The longer I’ve had to think about these two surgeries and the nine months between, the less I remember about the pain then, and the more I doubt myself. At the same time, the more I think about it, the more I’m convinced that nothing would’ve changed. Surgery may have sped up the process, or it may have delayed the inevitable. But with or without surgery, the pain would’ve continued to grow. So why did I go to surgery? It’s taken years for me to understand and be able to articulate an answer: hope. At the time, there was still reason to believe or expect that there was a solution: a silver bullet to cure whatever was causing my pain. And just because we hadn’t found it yet didn’t mean it didn’t exist. Hope is a powerful drug—strong enough to influence what we feel and how our bodies respond. Isn’t this why we tell cancer patients they must fight the disease and why those who are optimistic, who hold onto hope, respond better to treatment? And isn’t this why those who give up hope have a greater tendency to lose the fight? With any serious illness or situation, hope can change everything. It’s the little magic pill that causes us to see things differently and to respond differently to what we see—whether we’re on an athletic field (you gotta believe!), facing a crisis, or staring down pain that won’t leave us alone.

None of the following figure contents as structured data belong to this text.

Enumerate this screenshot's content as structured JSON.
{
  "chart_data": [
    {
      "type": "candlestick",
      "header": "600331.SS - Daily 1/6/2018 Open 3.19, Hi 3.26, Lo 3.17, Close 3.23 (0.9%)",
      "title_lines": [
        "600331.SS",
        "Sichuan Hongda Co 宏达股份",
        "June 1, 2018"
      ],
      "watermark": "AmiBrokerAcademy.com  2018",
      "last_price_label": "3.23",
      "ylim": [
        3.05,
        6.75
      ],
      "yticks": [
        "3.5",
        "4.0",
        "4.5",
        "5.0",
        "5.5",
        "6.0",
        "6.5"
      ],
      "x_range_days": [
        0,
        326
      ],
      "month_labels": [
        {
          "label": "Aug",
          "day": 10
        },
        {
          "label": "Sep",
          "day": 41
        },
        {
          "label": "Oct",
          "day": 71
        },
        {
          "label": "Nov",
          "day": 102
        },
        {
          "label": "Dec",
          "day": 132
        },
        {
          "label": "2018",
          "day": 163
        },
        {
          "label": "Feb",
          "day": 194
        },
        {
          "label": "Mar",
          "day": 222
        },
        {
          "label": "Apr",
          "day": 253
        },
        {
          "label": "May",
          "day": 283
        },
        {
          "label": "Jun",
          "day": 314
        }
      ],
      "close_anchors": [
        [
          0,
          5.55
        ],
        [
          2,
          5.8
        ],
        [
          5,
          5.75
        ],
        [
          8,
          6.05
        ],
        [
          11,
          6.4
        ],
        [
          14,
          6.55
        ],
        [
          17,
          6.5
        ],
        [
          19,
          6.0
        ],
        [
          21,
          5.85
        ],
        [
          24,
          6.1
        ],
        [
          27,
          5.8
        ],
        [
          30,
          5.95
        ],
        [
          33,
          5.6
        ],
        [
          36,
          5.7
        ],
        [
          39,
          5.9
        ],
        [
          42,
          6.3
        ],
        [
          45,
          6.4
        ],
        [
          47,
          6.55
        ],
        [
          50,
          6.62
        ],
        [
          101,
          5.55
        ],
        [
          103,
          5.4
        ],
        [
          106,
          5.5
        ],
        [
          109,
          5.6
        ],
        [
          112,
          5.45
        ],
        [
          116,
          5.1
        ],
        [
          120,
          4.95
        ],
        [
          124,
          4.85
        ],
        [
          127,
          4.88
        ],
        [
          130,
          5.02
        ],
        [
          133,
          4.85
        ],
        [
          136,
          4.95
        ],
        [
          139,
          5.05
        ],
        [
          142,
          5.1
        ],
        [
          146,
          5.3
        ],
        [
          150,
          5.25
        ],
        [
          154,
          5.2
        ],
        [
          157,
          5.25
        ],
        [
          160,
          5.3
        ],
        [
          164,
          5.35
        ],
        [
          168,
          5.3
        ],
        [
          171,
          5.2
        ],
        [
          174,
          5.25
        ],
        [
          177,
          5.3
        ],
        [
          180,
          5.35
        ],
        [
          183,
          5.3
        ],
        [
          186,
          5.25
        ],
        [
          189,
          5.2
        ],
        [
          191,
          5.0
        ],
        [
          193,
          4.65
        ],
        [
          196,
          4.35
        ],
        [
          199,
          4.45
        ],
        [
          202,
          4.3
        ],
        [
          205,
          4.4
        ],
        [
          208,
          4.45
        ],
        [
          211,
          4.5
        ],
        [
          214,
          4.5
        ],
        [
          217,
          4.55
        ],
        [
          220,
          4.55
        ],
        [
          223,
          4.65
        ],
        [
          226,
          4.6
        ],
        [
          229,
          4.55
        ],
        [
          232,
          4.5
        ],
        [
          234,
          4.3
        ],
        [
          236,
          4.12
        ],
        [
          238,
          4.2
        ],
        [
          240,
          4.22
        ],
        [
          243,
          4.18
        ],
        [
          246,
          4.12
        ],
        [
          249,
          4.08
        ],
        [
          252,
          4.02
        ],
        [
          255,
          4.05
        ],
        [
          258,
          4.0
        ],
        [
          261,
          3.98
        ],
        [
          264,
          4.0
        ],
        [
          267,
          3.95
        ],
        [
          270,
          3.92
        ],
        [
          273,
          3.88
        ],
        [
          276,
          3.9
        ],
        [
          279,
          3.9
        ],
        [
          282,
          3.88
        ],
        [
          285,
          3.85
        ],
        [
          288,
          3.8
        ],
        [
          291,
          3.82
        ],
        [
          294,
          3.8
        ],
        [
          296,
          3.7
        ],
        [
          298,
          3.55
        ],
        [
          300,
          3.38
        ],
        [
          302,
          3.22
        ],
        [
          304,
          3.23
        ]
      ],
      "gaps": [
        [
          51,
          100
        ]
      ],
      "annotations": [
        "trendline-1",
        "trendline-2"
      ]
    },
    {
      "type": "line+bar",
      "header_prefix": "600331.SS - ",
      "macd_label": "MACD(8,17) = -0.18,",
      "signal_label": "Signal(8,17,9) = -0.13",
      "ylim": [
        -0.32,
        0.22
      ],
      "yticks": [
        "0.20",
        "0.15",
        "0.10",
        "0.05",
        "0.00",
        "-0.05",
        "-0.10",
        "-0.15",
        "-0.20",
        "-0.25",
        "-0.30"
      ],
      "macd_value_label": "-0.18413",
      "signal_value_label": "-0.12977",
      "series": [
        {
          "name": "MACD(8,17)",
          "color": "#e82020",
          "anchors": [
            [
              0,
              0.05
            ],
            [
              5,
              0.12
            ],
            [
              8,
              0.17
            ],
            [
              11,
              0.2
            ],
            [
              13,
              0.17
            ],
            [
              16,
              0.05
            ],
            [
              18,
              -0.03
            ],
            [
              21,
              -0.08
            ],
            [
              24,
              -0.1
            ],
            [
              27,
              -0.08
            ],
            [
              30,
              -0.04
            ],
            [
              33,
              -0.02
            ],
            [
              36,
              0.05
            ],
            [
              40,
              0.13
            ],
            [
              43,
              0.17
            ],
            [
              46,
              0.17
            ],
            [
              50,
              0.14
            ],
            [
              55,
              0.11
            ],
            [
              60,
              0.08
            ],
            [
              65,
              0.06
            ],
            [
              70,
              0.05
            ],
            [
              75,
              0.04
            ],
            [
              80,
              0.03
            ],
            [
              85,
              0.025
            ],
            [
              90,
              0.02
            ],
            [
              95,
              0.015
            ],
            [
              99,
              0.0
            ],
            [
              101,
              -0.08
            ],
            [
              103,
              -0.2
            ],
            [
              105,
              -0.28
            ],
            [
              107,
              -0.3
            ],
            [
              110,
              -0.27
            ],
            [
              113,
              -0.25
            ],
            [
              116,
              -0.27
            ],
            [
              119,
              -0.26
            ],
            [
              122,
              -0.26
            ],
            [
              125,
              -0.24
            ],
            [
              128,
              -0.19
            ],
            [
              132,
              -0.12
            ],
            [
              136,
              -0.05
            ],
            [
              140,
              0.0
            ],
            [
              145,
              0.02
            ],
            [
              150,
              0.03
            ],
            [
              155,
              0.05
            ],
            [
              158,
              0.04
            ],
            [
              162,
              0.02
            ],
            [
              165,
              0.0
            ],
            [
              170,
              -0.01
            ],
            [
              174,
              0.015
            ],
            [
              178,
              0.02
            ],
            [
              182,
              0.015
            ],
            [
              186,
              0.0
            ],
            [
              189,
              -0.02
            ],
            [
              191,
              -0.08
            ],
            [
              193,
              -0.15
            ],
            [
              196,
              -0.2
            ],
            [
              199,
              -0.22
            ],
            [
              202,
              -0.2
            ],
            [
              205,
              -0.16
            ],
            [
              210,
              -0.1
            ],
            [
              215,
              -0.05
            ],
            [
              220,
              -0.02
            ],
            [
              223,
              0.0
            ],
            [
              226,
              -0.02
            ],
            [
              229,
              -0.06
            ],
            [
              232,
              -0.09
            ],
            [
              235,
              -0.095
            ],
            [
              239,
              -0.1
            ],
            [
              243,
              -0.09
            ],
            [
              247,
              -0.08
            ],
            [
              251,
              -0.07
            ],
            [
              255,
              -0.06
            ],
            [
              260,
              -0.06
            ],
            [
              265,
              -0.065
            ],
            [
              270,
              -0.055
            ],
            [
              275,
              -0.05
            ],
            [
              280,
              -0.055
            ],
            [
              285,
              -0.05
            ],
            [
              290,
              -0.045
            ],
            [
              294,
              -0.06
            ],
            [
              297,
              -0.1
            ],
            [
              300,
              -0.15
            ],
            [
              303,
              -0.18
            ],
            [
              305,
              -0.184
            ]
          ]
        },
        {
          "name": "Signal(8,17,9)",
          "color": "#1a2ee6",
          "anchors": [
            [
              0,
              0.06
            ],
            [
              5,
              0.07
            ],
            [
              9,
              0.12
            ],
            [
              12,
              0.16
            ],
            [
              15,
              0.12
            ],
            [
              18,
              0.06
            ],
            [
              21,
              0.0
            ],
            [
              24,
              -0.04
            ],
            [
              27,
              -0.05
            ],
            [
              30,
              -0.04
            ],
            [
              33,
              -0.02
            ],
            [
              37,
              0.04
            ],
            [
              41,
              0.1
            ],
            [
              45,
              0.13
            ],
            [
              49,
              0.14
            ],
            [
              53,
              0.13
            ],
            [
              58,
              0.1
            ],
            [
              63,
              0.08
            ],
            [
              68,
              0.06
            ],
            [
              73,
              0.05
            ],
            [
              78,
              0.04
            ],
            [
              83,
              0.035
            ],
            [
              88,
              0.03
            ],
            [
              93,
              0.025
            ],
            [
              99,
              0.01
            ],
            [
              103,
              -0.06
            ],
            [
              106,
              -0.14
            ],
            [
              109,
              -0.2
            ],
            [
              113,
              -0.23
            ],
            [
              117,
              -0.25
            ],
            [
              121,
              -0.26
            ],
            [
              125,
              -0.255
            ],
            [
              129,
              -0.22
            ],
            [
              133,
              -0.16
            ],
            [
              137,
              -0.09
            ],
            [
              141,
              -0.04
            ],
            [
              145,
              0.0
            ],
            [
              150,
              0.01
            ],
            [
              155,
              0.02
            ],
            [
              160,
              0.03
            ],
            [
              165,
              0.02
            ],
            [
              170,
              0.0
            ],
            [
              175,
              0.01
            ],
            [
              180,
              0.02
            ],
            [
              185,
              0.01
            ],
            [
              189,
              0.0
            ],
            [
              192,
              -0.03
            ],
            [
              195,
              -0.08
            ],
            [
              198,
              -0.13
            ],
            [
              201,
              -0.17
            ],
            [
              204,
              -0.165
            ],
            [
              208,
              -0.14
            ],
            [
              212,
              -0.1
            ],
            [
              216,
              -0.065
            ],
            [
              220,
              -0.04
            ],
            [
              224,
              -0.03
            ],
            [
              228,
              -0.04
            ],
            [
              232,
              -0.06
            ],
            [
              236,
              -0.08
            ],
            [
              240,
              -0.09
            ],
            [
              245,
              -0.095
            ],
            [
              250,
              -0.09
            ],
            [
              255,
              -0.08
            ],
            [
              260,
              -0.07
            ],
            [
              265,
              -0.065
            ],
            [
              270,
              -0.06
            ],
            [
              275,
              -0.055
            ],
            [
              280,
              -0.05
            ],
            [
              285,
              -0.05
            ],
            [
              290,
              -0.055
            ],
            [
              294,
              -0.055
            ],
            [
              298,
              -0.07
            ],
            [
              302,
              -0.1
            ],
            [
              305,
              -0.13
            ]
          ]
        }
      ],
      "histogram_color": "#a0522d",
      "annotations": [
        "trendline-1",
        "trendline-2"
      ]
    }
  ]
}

Hope isn’t the same as wishful thinking: merely “hoping” something will happen without any underlying cause, action, or reason. Athletes have hope when they have worked enough to believe they are just as good or better than the other team, no matter what the sportswriters say. I have hope in a crisis when I know I am prepared, or I know credible help is on the way. And we put our hope in others when they’ve shown us they’re reliable, worthy of our trust.

It was hope that led me into surgery in July and hope that led me back in May. Hope motivated me to work hard in physical therapy, to endure the physical affliction the therapists dished out. Unfortunately, however, hope consists of more than just our dream and the willingness to work for it, to do whatever it takes to see a dream realized. It might be nice if this was all it took to see our hopes come true; I don’t know—because I don’t live in that world. In my world, our hopes are also affected by intangibles beyond our control. We hope to have many children so we have a lot of sex, but that’s no guarantee of success. We hope to pursue our dream of becoming a physician so we study hard and save money, but that’s no guarantee. I may hope to go to the Olympics, but pull a muscle or catch the flu just before the qualifying run.

I see bumper stickers that say, “Stuff Happens.” I disagree; it’s life that happens. Learning disabilities, infertility, illness, and even shit are part of a normal, healthy human life. And these are the intangibles also required for bringing our hopes to reality. So we dream, we work, and we live into the intangibles beyond our control. We can’t give up just because we don’t control every factor of success. We hope for what we are willing to invest ourselves, to give everything, even as we know that we do not control the outcome. So, it was hope that led me to surgery—once, and then twice, but not the third time.